High-dimensional learning dynamics of multi-pass Stochastic Gradient Descent in multi-index models

TL;DR

This paper provides an exact asymptotic analysis of the learning dynamics of multi-pass mini-batch SGD in high-dimensional multi-index models, revealing the effects of batch size and learning rate scaling.

Contribution

It introduces a novel dynamical mean-field framework and scalar Poisson jump process to characterize SGD dynamics in high dimensions, extending existing models.

Findings

SGD dynamics are invariant across batch size scalings within [0,1)

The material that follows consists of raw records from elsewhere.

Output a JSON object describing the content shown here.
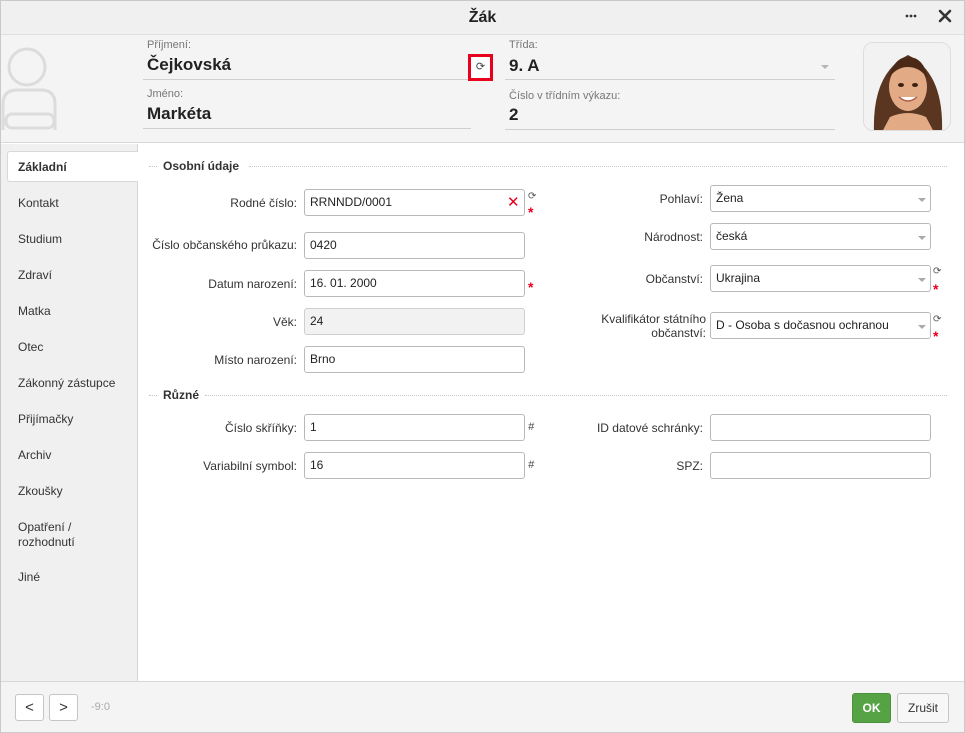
{
  "window": {
    "title": "Žák"
  },
  "header": {
    "surname_label": "Příjmení:",
    "surname_value": "Čejkovská",
    "firstname_label": "Jméno:",
    "firstname_value": "Markéta",
    "class_label": "Třída:",
    "class_value": "9. A",
    "classnum_label": "Číslo v třídním výkazu:",
    "classnum_value": "2"
  },
  "sidebar": {
    "items": [
      {
        "label": "Základní"
      },
      {
        "label": "Kontakt"
      },
      {
        "label": "Studium"
      },
      {
        "label": "Zdraví"
      },
      {
        "label": "Matka"
      },
      {
        "label": "Otec"
      },
      {
        "label": "Zákonný zástupce"
      },
      {
        "label": "Přijímačky"
      },
      {
        "label": "Archiv"
      },
      {
        "label": "Zkoušky"
      },
      {
        "label": "Opatření / rozhodnutí"
      },
      {
        "label": "Jiné"
      }
    ]
  },
  "personal": {
    "title": "Osobní údaje",
    "birth_number_label": "Rodné číslo:",
    "birth_number_value": "RRNNDD/0001",
    "id_card_label": "Číslo občanského průkazu:",
    "id_card_value": "0420",
    "birth_date_label": "Datum narození:",
    "birth_date_value": "16. 01. 2000",
    "age_label": "Věk:",
    "age_value": "24",
    "birth_place_label": "Místo narození:",
    "birth_place_value": "Brno",
    "gender_label": "Pohlaví:",
    "gender_value": "Žena",
    "nationality_label": "Národnost:",
    "nationality_value": "česká",
    "citizenship_label": "Občanství:",
    "citizenship_value": "Ukrajina",
    "qualifier_label": "Kvalifikátor státního občanství:",
    "qualifier_value": "D - Osoba s dočasnou ochranou"
  },
  "misc": {
    "title": "Různé",
    "locker_label": "Číslo skříňky:",
    "locker_value": "1",
    "varsym_label": "Variabilní symbol:",
    "varsym_value": "16",
    "databox_label": "ID datové schránky:",
    "databox_value": "",
    "spz_label": "SPZ:",
    "spz_value": ""
  },
  "footer": {
    "prev_label": "<",
    "next_label": ">",
    "counter": "-9:0",
    "ok_label": "OK",
    "cancel_label": "Zrušit"
  },
  "glyphs": {
    "required": "*",
    "hash": "#",
    "sync": "⟳",
    "clear": "✕",
    "dots": "•••",
    "close": "✖"
  },
  "colors": {
    "accent_ok": "#56a345",
    "required": "#e8001c",
    "highlight_box": "#e8001c"
  }
}
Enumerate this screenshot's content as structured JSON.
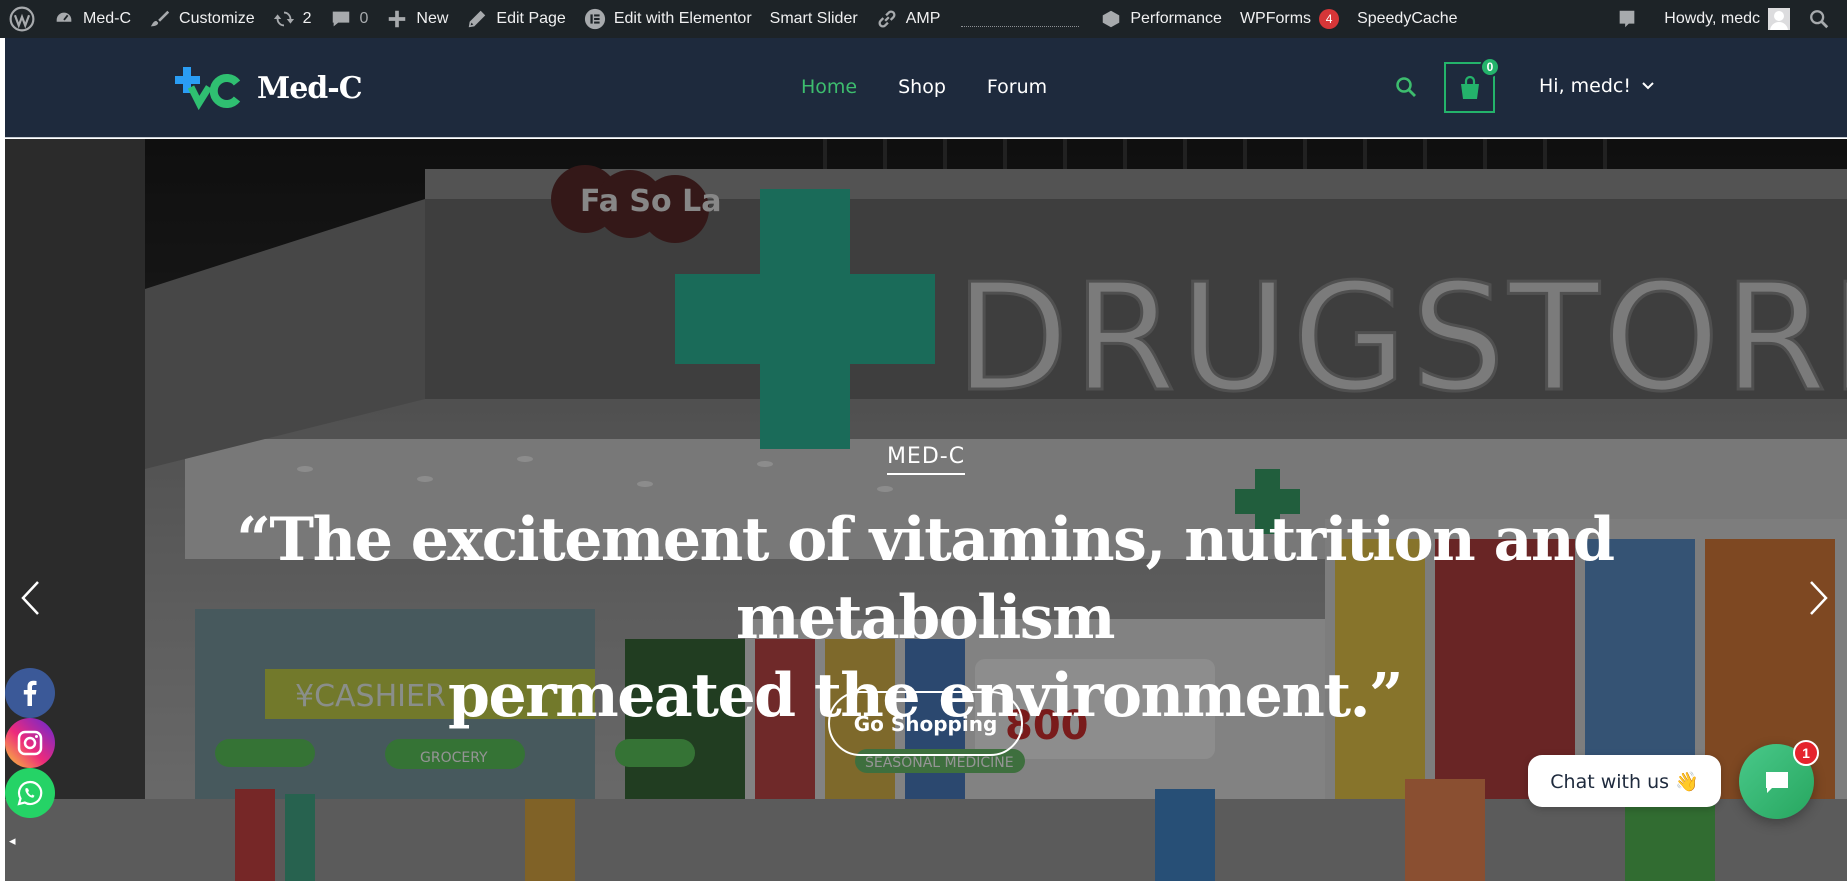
{
  "admin_bar": {
    "site_name": "Med-C",
    "customize": "Customize",
    "updates_count": "2",
    "comments_count": "0",
    "new": "New",
    "edit_page": "Edit Page",
    "elementor": "Edit with Elementor",
    "smart_slider": "Smart Slider",
    "amp": "AMP",
    "performance": "Performance",
    "wpforms": "WPForms",
    "wpforms_count": "4",
    "speedycache": "SpeedyCache",
    "howdy": "Howdy, medc"
  },
  "header": {
    "logo_text": "Med-C",
    "nav": [
      {
        "label": "Home",
        "active": true
      },
      {
        "label": "Shop",
        "active": false
      },
      {
        "label": "Forum",
        "active": false
      }
    ],
    "cart_count": "0",
    "user_greeting": "Hi, medc!",
    "accent_color": "#3dbd6e"
  },
  "hero": {
    "eyebrow": "MED-C",
    "quote_line1": "“The excitement of vitamins, nutrition and metabolism",
    "quote_line2": "permeated the environment.”",
    "button": "Go Shopping",
    "sign_brand": "DRUGSTORE",
    "sign_sub": "Fa So La",
    "cashier": "¥CASHIER",
    "grocery": "GROCERY",
    "seasonal": "SEASONAL MEDICINE",
    "price": "800"
  },
  "chat": {
    "label": "Chat with us 👋",
    "badge": "1"
  }
}
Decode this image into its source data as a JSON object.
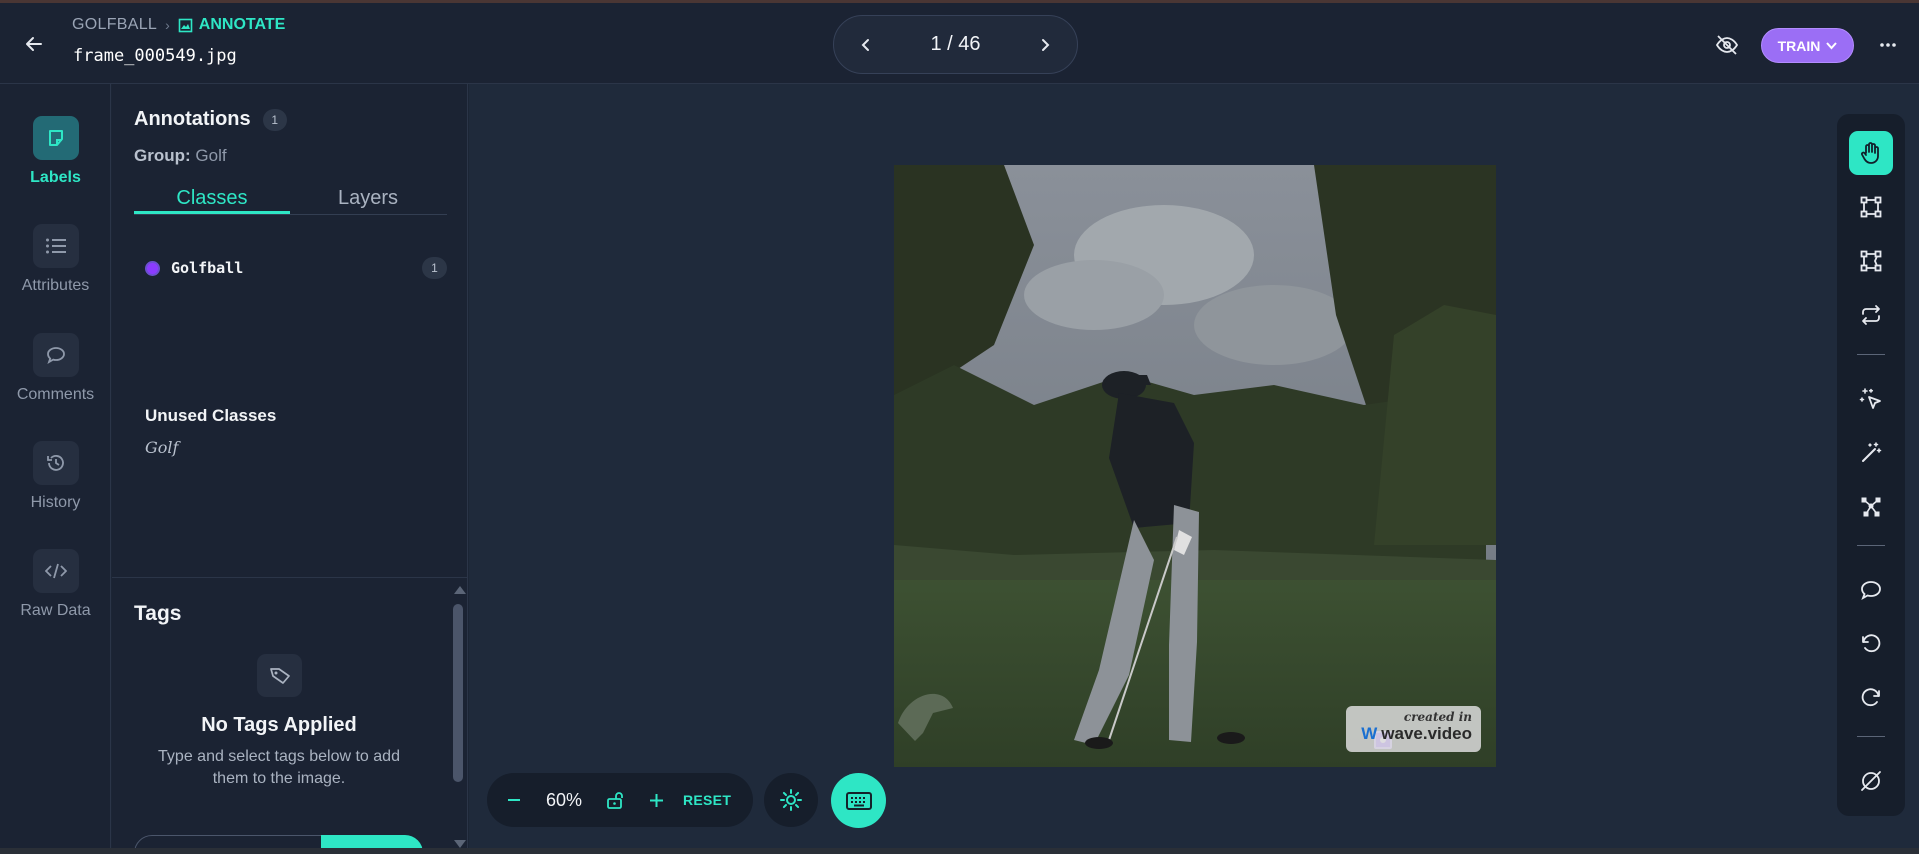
{
  "header": {
    "project": "GOLFBALL",
    "mode": "ANNOTATE",
    "filename": "frame_000549.jpg",
    "pager": "1 / 46",
    "train_label": "TRAIN"
  },
  "leftnav": {
    "items": [
      {
        "label": "Labels",
        "icon": "sticky-note-icon",
        "active": true
      },
      {
        "label": "Attributes",
        "icon": "list-icon"
      },
      {
        "label": "Comments",
        "icon": "comment-icon"
      },
      {
        "label": "History",
        "icon": "history-icon"
      },
      {
        "label": "Raw Data",
        "icon": "code-icon"
      }
    ]
  },
  "panel": {
    "title": "Annotations",
    "count": "1",
    "group_label": "Group:",
    "group_value": "Golf",
    "tabs": [
      "Classes",
      "Layers"
    ],
    "classes": [
      {
        "name": "Golfball",
        "count": "1",
        "color": "#8b3bff"
      }
    ],
    "unused_title": "Unused Classes",
    "unused": [
      "Golf"
    ],
    "tags_title": "Tags",
    "no_tags": "No Tags Applied",
    "no_tags_desc": "Type and select tags below to add them to the image."
  },
  "canvas": {
    "zoom": "60%",
    "reset": "RESET",
    "watermark_line1": "created in",
    "watermark_line2": "wave.video"
  },
  "colors": {
    "accent": "#2ee6c5",
    "train": "#9b6ef5",
    "class_golfball": "#8b3bff"
  }
}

SGD, SME, and gradient flow have distinct dynamics under certain scalings

The analysis recovers known results for gradient flow and online SGD in specific limits

Abstract

We study the learning dynamics of a multi-pass, mini-batch Stochastic Gradient Descent (SGD) procedure for empirical risk minimization in high-dimensional multi-index models with isotropic random data. In an asymptotic regime where the sample size $n$ and data dimension $d$ increase proportionally, for any sub-linear batch size $\kappa \asymp n^\alpha$ where $\alpha \in [0,1)$, and for a commensurate ``critical'' scaling of the learning rate, we provide an asymptotically exact characterization of the coordinate-wise dynamics of SGD. This characterization takes the form of a system of dynamical mean-field equations, driven by a scalar Poisson jump process that represents the asymptotic limit of SGD sampling noise. We develop an analogous characterization of the Stochastic Modified Equation (SME) which provides a Gaussian diffusion approximation to SGD. Our analyses imply that the limiting dynamics for SGD are the same for any batch size scaling $\alpha \in [0,1)$, and that under a commensurate scaling of the learning rate, dynamics of SGD, SME, and gradient flow are mutually distinct, with those of SGD and SME coinciding in the special case of a linear model. We recover a known dynamical mean-field characterization of gradient flow in a limit of small learning rate, and of one-pass/online SGD in a limit of increasing sample size $n/d \to \infty$.